Очнулся. Лежал без сил на берегу Оби. Соня Ки плескалась в воде, ополаскивалась, омывала пах и живот. Упала розовой грудью на воду и бесшумно поплыла, поднимая стеклянный бурун.
Он не знал, что это было. Не надышался ли зеленоватого дыма из глиняной трубки шамана? Не затмил ли ему глаза Огонь вечных снов? Слабой рукой пошарил вокруг себя. Обессиленные пальцы нащупали оставшуюся на траве шерсть росомахи, отпечаток оленьего копыта, перо полярной совы, горстку рыбьей чешуи.
Они возвращались на катере в «Город счастья» по величавой Оби, под гаснущим небом тундры, с которого неохотно уходило солнце, раскатывая на горизонте длинную зарю. В сумерках подплыли к городскому причалу, успев к началу праздника. Стрижайло хотел не пропустить торжества, посвященные «Золотому шаману», чтобы использовать зрелища городских гуляний в мюзикле. Первоначальный замысел мюзикла претерпел существенные изменения. Они были связаны с драгоценным приобретением, – лунным пергаментом, который передал ему умирающий шаман и который, словно спасаемое от врагов знамя, хранился на груди у Стрижайло.
Город был наполнен нарядной толпой, молодой, ожидающей увеселений. Напоминал приморский парк в Сочи, где под душистыми магнолиями целовались влюбленные, на самшитовых аллеях, среди золотистых фонарей, раздавался женский смех, а из бесчисленных кафе, ресторанчиков, закусочных вкусно пахло дымом, и опытный гурман по этим запахам мог угадать скандинавскую, средиземноморскую, китайскую, африканскую кухни, предлагавшие обитателям города изысканные угощения.
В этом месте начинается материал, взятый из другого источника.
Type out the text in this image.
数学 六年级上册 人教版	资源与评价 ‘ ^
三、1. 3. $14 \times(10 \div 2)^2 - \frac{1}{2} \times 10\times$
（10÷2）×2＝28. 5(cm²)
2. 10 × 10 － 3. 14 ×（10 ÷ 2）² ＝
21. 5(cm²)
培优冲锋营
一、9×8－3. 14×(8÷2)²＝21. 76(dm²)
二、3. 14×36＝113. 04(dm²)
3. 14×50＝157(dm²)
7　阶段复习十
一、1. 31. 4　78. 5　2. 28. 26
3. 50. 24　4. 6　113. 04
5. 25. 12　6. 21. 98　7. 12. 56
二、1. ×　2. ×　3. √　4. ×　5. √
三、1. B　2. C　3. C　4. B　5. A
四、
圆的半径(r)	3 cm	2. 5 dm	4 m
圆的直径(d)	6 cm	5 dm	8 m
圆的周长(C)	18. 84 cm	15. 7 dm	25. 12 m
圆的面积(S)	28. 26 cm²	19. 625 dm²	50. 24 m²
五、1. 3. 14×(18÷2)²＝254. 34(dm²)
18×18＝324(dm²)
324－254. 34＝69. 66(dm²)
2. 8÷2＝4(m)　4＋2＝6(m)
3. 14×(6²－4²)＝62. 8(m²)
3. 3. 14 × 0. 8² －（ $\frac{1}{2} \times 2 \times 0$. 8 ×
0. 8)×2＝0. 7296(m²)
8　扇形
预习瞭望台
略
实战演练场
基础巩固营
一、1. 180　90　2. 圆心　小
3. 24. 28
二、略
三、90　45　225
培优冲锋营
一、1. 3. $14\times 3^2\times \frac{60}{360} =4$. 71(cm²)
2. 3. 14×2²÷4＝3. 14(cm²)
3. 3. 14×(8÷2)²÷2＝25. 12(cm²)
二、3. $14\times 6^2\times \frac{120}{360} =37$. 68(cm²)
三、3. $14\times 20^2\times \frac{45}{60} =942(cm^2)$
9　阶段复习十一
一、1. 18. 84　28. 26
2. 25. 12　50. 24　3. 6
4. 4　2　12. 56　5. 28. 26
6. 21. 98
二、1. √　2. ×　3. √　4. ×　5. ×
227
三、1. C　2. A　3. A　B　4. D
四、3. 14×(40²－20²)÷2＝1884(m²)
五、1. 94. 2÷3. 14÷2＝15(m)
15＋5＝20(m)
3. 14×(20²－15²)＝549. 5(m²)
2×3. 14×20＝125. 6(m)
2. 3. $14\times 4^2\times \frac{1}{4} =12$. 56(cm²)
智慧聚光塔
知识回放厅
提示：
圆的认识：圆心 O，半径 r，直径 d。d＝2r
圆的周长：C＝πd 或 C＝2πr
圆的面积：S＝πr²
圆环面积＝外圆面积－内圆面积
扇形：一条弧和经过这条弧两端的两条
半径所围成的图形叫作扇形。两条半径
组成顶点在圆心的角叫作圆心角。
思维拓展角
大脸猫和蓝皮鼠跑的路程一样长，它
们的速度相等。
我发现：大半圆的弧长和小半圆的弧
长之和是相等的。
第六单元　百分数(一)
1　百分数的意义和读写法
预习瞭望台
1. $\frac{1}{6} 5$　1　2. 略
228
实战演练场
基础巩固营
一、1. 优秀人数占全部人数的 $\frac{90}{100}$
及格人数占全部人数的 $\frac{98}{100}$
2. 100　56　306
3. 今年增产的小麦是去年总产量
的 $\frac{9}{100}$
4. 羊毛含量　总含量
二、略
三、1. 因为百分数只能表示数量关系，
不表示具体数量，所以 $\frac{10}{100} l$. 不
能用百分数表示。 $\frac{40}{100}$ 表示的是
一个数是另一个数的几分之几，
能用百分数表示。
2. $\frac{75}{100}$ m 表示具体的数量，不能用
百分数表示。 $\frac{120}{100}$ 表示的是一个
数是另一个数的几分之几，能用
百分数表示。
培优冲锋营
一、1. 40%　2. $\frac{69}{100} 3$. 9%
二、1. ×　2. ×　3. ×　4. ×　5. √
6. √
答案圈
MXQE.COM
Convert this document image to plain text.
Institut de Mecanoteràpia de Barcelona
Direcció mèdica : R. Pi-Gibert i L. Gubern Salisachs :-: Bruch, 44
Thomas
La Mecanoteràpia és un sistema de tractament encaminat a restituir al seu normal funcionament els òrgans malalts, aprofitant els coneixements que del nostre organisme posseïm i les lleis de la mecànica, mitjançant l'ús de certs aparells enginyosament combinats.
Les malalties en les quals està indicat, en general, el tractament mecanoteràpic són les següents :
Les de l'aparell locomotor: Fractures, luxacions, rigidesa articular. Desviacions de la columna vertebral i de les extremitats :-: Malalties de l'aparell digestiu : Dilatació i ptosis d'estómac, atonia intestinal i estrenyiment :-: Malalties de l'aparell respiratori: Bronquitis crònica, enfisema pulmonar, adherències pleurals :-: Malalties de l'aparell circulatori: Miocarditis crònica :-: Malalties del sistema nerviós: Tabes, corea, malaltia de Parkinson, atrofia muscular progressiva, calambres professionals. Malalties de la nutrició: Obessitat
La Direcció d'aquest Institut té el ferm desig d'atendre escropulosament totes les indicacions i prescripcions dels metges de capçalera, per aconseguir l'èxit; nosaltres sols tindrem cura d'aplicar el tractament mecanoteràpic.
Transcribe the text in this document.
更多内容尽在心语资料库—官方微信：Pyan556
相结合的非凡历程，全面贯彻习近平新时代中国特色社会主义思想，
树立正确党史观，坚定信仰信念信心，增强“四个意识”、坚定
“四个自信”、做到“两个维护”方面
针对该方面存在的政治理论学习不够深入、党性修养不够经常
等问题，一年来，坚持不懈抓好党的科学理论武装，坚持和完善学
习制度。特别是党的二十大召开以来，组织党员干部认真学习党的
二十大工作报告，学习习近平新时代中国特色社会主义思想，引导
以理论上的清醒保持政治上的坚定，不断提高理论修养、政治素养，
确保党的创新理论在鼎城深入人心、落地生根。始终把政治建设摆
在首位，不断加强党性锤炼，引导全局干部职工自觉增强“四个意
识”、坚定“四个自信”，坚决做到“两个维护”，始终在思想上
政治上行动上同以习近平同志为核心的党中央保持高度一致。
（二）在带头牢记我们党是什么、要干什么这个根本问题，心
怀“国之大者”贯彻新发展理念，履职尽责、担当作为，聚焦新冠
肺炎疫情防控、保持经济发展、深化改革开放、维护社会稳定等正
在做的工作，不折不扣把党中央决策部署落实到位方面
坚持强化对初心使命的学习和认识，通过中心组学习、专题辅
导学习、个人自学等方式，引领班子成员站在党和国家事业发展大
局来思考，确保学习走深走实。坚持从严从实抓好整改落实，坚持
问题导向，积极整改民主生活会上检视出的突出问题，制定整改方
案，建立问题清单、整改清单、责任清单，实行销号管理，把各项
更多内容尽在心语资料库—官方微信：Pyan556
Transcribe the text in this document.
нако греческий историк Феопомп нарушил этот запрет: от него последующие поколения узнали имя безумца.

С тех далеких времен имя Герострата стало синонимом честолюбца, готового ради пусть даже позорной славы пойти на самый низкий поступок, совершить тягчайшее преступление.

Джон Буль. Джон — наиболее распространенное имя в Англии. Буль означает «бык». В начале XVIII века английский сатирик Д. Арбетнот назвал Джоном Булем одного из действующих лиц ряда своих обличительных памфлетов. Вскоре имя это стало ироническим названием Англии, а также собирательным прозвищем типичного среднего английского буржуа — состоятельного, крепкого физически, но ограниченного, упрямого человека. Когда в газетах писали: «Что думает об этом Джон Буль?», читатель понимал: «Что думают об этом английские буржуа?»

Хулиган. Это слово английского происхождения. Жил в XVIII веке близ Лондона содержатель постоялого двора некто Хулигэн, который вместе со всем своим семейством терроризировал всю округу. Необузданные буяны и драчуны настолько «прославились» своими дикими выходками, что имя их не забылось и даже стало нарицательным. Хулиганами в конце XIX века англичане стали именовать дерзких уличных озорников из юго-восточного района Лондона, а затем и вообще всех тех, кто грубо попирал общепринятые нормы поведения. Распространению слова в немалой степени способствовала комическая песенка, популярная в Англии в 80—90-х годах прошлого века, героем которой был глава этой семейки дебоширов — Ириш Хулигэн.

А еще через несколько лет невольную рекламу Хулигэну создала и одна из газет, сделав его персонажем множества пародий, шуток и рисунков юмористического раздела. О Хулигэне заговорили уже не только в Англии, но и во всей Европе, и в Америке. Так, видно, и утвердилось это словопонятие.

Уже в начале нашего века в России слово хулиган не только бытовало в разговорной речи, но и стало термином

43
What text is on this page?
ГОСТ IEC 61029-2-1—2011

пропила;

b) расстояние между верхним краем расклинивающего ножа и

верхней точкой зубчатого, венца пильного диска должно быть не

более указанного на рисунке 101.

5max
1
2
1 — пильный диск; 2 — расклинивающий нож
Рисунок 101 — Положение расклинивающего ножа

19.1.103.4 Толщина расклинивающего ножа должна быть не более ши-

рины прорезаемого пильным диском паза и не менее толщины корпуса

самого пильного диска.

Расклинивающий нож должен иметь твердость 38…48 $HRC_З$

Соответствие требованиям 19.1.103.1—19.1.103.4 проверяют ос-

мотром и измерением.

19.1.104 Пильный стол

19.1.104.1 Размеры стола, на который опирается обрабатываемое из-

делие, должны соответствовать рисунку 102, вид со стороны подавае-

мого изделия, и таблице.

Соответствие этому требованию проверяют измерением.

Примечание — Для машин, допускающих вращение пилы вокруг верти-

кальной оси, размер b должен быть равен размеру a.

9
Стрижайло и Соня Ки заглянули в отель, где сменили свои одежды, перепачканные береговой глиной и молокой. В коротенькой юбке и милом «топике», не закрывавшем живот, Сони Ки казалась школьницей, которая, робея и волнуясь, идет на свое первое свидание. Стрижайло не мог поверить, что за ней он гнался на совиных крыльях, отыскивая среди плотного пуха чувственную гузку. За ее скользким чешуйчатым телом мчался в холодных потоках, стремясь ударить под розовый воспаленный плавник. Через плечо Сони Ки была переброшена сумка, придававшая еще больше сходства со школьницей. Когда он попытался нежно и деликатно тронуть ее за грудь, она отчужденно сказала:
– Я на работе. В нашей корпорации действует закон о сексуальном домогательстве.
Они вышли в город, когда празднество уже началось. На центральной площади, в свете аметистовых прожекторов, из золотой чаши забил фонтан голубой нефти. Бурлил на своей вершине, подбрасывал стеклянный шар, из которого неслась сладостная песня двух неумолчных бардов Никитиных, деда и внучки. Они пели знаменитую песню: «Когда мы были молодые, фонтаны нефти голубые…», ставшую гимном корпорации «Глюкос». Люди подходили к фонтану, омывали нефтью лицо, брызгали друг на друга, превращаясь в лиловых негров с вывернутыми негроидными губами.